DECONSTRUIRE L’INEGALITE SEXUEE ENTRE LES HOMMES ET LES FEMMES PAR L’EDUCATION NOUVELLE

Ma contribution, en tant que acteur du projet AQJT, est de vous proposer une réflexion pédagogique sur le lien que nous avons découvert entre les principes de l’Education Nouvelle, synthétise par Giselle de Failly en 1957, principes "qui guident notre action" et la démarche de la déconstruction des inégalités sexuées que on à vécue dans le projet. Un projet, je le tiens à souligner, de terrain ou les observations des enfants dans le jeu, la relation directe des professionnelles et des animateurs avec les enfants en situation ludique était primordiale.

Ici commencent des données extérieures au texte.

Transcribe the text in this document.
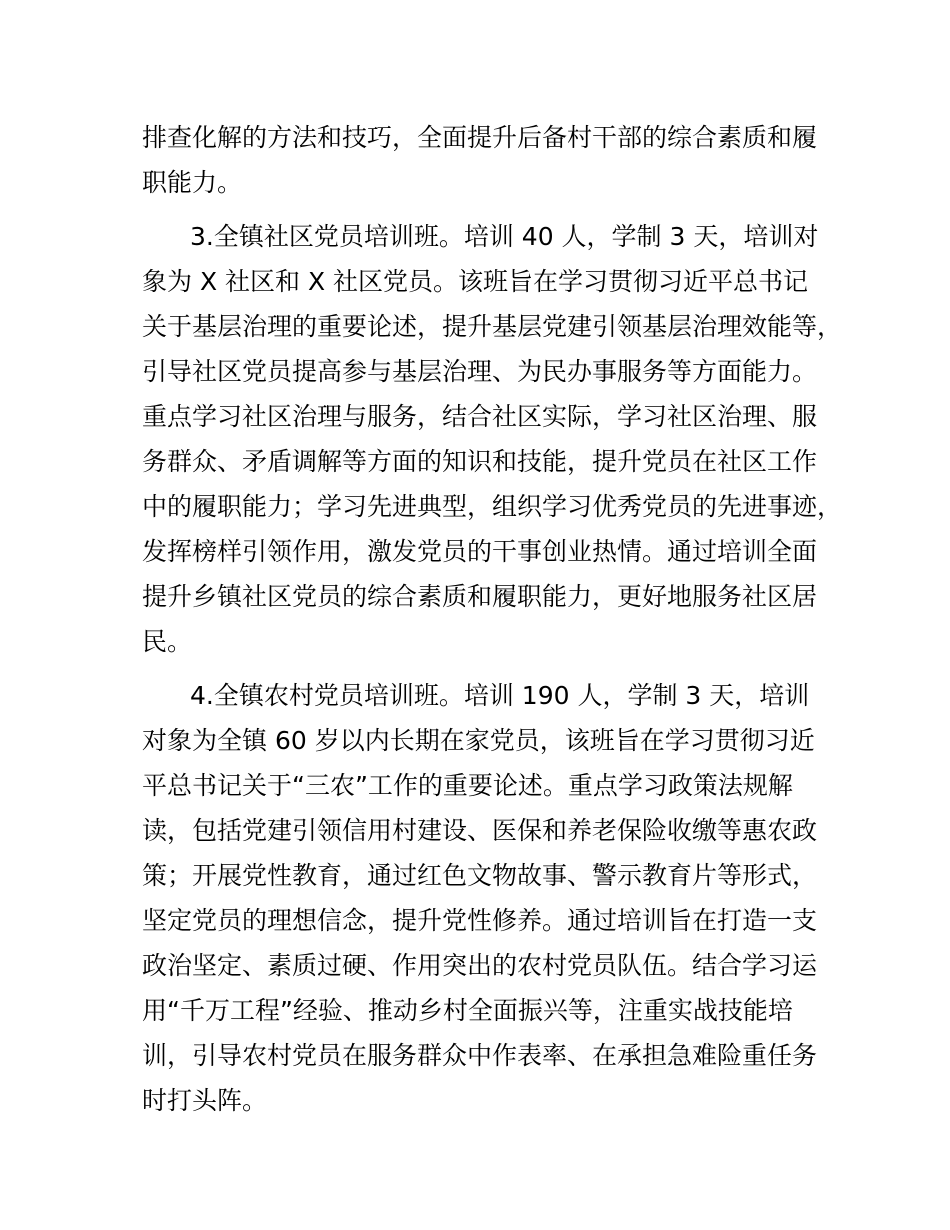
排查化解的方法和技巧，全面提升后备村干部的综合素质和履
职能力。
3.全镇社区党员培训班。培训 40 人，学制 3 天，培训对
象为 X 社区和 X 社区党员。该班旨在学习贯彻习近平总书记
关于基层治理的重要论述，提升基层党建引领基层治理效能等，
引导社区党员提高参与基层治理、为民办事服务等方面能力。
重点学习社区治理与服务，结合社区实际，学习社区治理、服
务群众、矛盾调解等方面的知识和技能，提升党员在社区工作
中的履职能力；学习先进典型，组织学习优秀党员的先进事迹，
发挥榜样引领作用，激发党员的干事创业热情。通过培训全面
提升乡镇社区党员的综合素质和履职能力，更好地服务社区居
民。
4.全镇农村党员培训班。培训 190 人，学制 3 天，培训
对象为全镇 60 岁以内长期在家党员，该班旨在学习贯彻习近
平总书记关于“三农”工作的重要论述。重点学习政策法规解
读，包括党建引领信用村建设、医保和养老保险收缴等惠农政
策；开展党性教育，通过红色文物故事、警示教育片等形式，
坚定党员的理想信念，提升党性修养。通过培训旨在打造一支
政治坚定、素质过硬、作用突出的农村党员队伍。结合学习运
用“千万工程”经验、推动乡村全面振兴等，注重实战技能培
训，引导农村党员在服务群众中作表率、在承担急难险重任务
时打头阵。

C’est dans le jeu que se construit la personnalité du petit enfant et c’est fondamental que les adultes puissent créer la condition pour la pratique des jeux donc de réfléchir au cadre éducatif dans lequel se déroule l’activité. Par là c’est important d’avoir conscience des choix, des orientations, des attitudes et c’est à ce niveau que nous avons aussi travaillé pour offrir aux adultes des moyens concrets des réflexions. Relire les principes de l’Education Nouvelle à la lumière de la recherche action qu’a été réalisé et l’inscrire à son tour dans une démarche d’Education Nouvelle.

1) Tout être humain peut se développer et même se transformer au cours de sa vie. Il en a le désir et les possibilités.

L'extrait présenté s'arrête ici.